How to bring business continuity back to the basics
As business continuity practitioners, it would serve us well to take a cue from writer Antoine de Saint-Exupéry, who stated, “Perfection is achieved, not when there is nothing more to add, but when there is nothing left to take away.”
Many risk and resiliency initiatives are more robust and complicated than they need to be. Common signs of an over-engineered program may include: lengthy plans packed with procedures and protocol, a BIA that takes months to complete, lengthy internal audits fixated on industry standards, and just a handful of people who actually know what to do in an incident.
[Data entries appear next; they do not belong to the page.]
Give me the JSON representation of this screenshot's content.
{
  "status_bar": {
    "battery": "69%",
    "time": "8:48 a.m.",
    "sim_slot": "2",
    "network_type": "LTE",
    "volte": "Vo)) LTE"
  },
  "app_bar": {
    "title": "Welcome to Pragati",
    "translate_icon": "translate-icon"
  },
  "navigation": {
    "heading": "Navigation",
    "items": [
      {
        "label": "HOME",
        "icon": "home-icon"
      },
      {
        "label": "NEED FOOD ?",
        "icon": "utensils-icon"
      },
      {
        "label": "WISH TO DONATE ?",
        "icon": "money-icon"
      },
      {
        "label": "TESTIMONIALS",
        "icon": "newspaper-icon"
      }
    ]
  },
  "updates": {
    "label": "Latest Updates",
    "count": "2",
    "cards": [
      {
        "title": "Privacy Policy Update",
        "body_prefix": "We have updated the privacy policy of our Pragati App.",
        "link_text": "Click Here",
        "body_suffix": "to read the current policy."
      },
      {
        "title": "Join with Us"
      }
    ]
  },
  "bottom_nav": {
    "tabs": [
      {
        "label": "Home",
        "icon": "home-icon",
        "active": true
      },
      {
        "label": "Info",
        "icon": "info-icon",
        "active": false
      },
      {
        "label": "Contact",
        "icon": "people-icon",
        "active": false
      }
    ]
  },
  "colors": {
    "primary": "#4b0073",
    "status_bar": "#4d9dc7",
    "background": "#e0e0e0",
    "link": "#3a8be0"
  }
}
Blessed with “the curse of knowledge,” we as practitioners can easily lose sight of how business continuity is perceived by our stakeholders. We fall prey to assuming that others understand the value of participating in program activities, much less have the expertise to decipher industry jargon (how many times in your career have you had to explain “RTO” and “MTPD”?).
Even Wikipedia’s description of “business continuity planning” is prefaced with the warning: “This article may contain an excessive amount of intricate detail that may only interest a specific audience.”
Put yourself in the shoes of a stakeholder who rarely thinks of contingency planning or has yet to experience an incident, and it’s even more critical that you keep your program simple.
What would happen if we were to boil down business continuity to just the basics? What if we began describing concepts in layman’s terms, and it helped to ease understanding and facilitate program adoption?